BS: The way I teach about time is to look at the birth of the universe and to see that the very energy released by the Big Bang is what enables me to move my hands now. The primordial energy is right here, in this movement, now. Or we might consider the fact that our breathing was not invented by us humans. Oxygen breathing was developed over two billion years ago by early microbial beings, and it’s an invention that is still working. When we breathe, it is the past coming alive in this moment. In fact, every one of our actions is the whole universe acting in concert through all of time.
An expanded sense of time can also be understood through the birth of a new star. Consider a cloud of hydrogen atoms drifting about somewhere in the Milky Way galaxy, each atom happily bouncing against the others. The strength of their gravitational and strong nuclear interactions will eventually bond them together as a star. If the intensity of the atoms’ bond were different, either stronger or weaker, there would be no star. It’s not as if the atoms have knowledge of the future, but in a real sense the future star can be seen in the particular intensity of their bond.
So we can consider the future as being causal, even though it has no form yet. Fifty years ago, any scientist who talked about future causation would have been considered a crackpot, but we now have some evidence to support the idea. Even today, people don’t yet know what to do with this kind of elegance we are discovering in the universe.
My sense is that each of our experiences contains the presence of the entire past as well as the entire future. This can be seen in the human realm through our sense of allurement or attraction, our fascination. Does a new human arrive at the moment of conception, or when the father and mother first see each other and are attracted? It’s just like the star: you could say that the atoms’ attraction for one another is actually the first appearance of the star. That’s what we are all about. And so when Joanna brings people together to call the future into the present, that to me is not fanciful but is rather the dynamic of the universe giving shape to itself.
JM: Beautiful! Rather than pushing us from behind, the future is pulling us. As a social scientist, one can say the same thing, and even give empirical evidence for it. For instance, there are more and more people in different walks of life being pulled by a vision of a sustainable society, a force of attraction. Countless people are giving up their time, energy and comforts on behalf of something that doesn’t exist yet, just like those hydrogen atoms.
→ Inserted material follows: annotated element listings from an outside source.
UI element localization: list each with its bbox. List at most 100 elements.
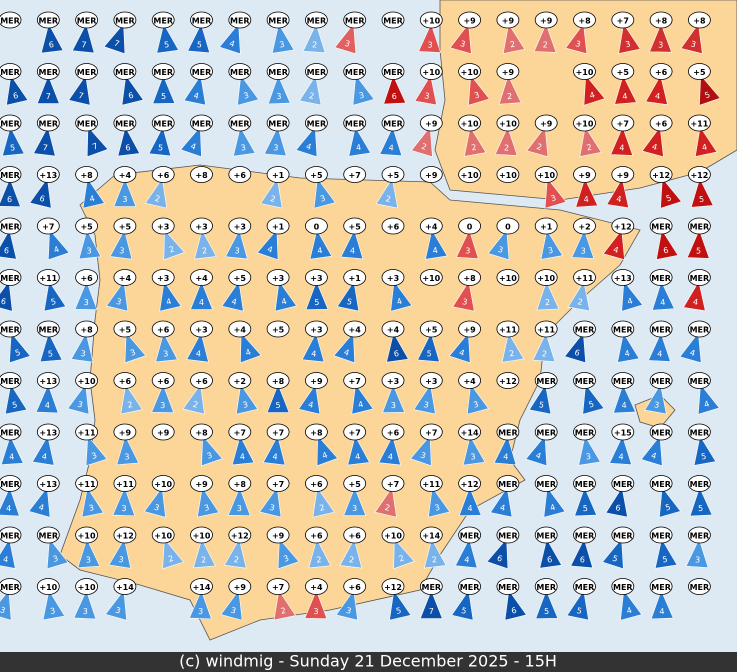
wind-speed: 3 bbox=[273, 143, 279, 152]
wind-speed: 5 bbox=[10, 143, 16, 152]
wind-arrow: 4 bbox=[641, 126, 664, 158]
station-oval bbox=[458, 114, 482, 132]
station-label: +9 bbox=[502, 68, 515, 77]
wind-speed: 3 bbox=[121, 504, 126, 513]
station-oval bbox=[534, 423, 558, 441]
station-oval bbox=[190, 166, 213, 183]
wind-arrow: 4 bbox=[606, 177, 630, 209]
station-label: +7 bbox=[272, 429, 284, 438]
wind-triangle bbox=[143, 486, 166, 518]
station-label: +2 bbox=[234, 377, 246, 386]
station-label: MER bbox=[230, 68, 250, 77]
station-label: +6 bbox=[387, 223, 400, 232]
station-label: +3 bbox=[310, 326, 322, 335]
station-label: +7 bbox=[617, 120, 629, 129]
station: 2 +6 bbox=[113, 372, 143, 415]
wind-arrow: 4 bbox=[309, 229, 333, 260]
station-label: +9 bbox=[463, 326, 476, 335]
wind-speed: 4 bbox=[189, 142, 197, 152]
station-oval bbox=[0, 578, 22, 595]
station-oval bbox=[228, 423, 252, 441]
wind-speed: 4 bbox=[193, 91, 200, 101]
station: 4 +8 bbox=[304, 423, 339, 467]
wind-speed: 4 bbox=[311, 349, 317, 358]
wind-speed: 4 bbox=[317, 246, 323, 256]
station-label: MER bbox=[613, 583, 633, 592]
station-oval bbox=[113, 269, 137, 286]
wind-speed: 4 bbox=[499, 503, 506, 513]
station-label: MER bbox=[345, 120, 365, 129]
station-oval bbox=[113, 526, 137, 544]
wind-arrow: 3 bbox=[382, 383, 406, 413]
wind-triangle bbox=[454, 538, 478, 569]
station-oval bbox=[151, 423, 175, 441]
wind-triangle bbox=[151, 383, 175, 413]
wind-arrow: 4 bbox=[316, 434, 339, 467]
station: 5 MER bbox=[686, 217, 711, 259]
station: +9 bbox=[151, 423, 175, 441]
wind-triangle bbox=[463, 126, 487, 157]
station: 2 +10 bbox=[190, 526, 216, 569]
wind-arrow: 6 bbox=[0, 229, 17, 260]
station-label: +3 bbox=[310, 274, 322, 283]
wind-arrow: 6 bbox=[539, 538, 563, 569]
wind-speed: 4 bbox=[89, 194, 96, 204]
wind-arrow: 2 bbox=[393, 537, 415, 570]
wind-speed: 3 bbox=[574, 39, 581, 49]
wind-triangle bbox=[108, 538, 132, 569]
station-label: +3 bbox=[234, 223, 246, 232]
station-oval bbox=[343, 217, 367, 235]
station-oval bbox=[151, 114, 175, 132]
station-label: +13 bbox=[39, 429, 57, 438]
wind-arrow: 4 bbox=[425, 229, 448, 260]
wind-triangle bbox=[533, 23, 557, 53]
station-label: +5 bbox=[617, 68, 630, 77]
wind-arrow: 4 bbox=[620, 589, 643, 621]
wind-triangle bbox=[235, 383, 259, 415]
station: 3 +10 bbox=[75, 526, 101, 569]
wind-speed: 5 bbox=[50, 297, 57, 307]
wind-arrow: 4 bbox=[378, 435, 402, 466]
wind-triangle bbox=[659, 486, 682, 518]
station-label: +6 bbox=[387, 429, 400, 438]
station: 3 MER bbox=[228, 114, 256, 157]
station: 4 MER bbox=[379, 114, 405, 157]
station-oval bbox=[0, 372, 22, 389]
station-oval bbox=[419, 578, 443, 595]
wind-speed: 6 bbox=[39, 194, 46, 204]
station: 3 +3 bbox=[225, 217, 252, 260]
wind-arrow: 5 bbox=[148, 126, 172, 157]
wind-arrow: 3 bbox=[468, 74, 490, 106]
footer-bar bbox=[0, 652, 737, 672]
station-oval bbox=[36, 423, 60, 441]
wind-arrow: 2 bbox=[308, 538, 332, 569]
station-oval bbox=[573, 114, 596, 132]
station-label: MER bbox=[153, 17, 173, 26]
wind-speed: 7 bbox=[91, 141, 99, 151]
station: 4 MER bbox=[611, 578, 643, 621]
station-oval bbox=[496, 372, 520, 389]
wind-triangle bbox=[194, 229, 217, 260]
wind-speed: 2 bbox=[507, 92, 513, 101]
station-label: MER bbox=[307, 17, 327, 26]
station-label: MER bbox=[536, 480, 556, 489]
wind-arrow: 3 bbox=[227, 486, 251, 516]
wind-triangle bbox=[186, 332, 209, 363]
wind-arrow: 3 bbox=[112, 486, 136, 517]
station-oval bbox=[228, 166, 252, 183]
station-label: +12 bbox=[461, 480, 479, 489]
station-label: +8 bbox=[693, 17, 706, 26]
wind-triangle bbox=[389, 589, 412, 621]
wind-speed: 7 bbox=[42, 143, 48, 153]
station: 2 +10 bbox=[458, 114, 487, 157]
station: 5 MER bbox=[573, 475, 598, 517]
station: 2 +6 bbox=[182, 372, 213, 415]
wind-speed: 4 bbox=[305, 142, 313, 152]
station-label: MER bbox=[153, 120, 173, 129]
wind-speed: 5 bbox=[664, 503, 671, 513]
wind-speed: 3 bbox=[423, 400, 430, 410]
wind-triangle bbox=[188, 589, 212, 620]
station-oval bbox=[304, 526, 328, 544]
station-label: +7 bbox=[349, 377, 361, 386]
BS: Those atoms had to sacrifice as well. They had to give up being independent little hydrogen atoms, but in exchange they got to participate in the birth of a great big star.
JM: And now we all get to participate in the birth of a new star, right here on Earth. It’s new because we wake up and see it with new eyes. The life scientists who evolved general systems theory called it a “new way of seeing.” Instead of a mechanistic, “stuff-based” view of reality, with all the appetites that it inflames, the universe now appears as an interweaving dance of relationships. We shift from noun to verb. And this new understanding is wondrous in and of itself, whether or not it comes in time to save us. We are all invited to the dance, to find our joy and purpose in the transformation of the world.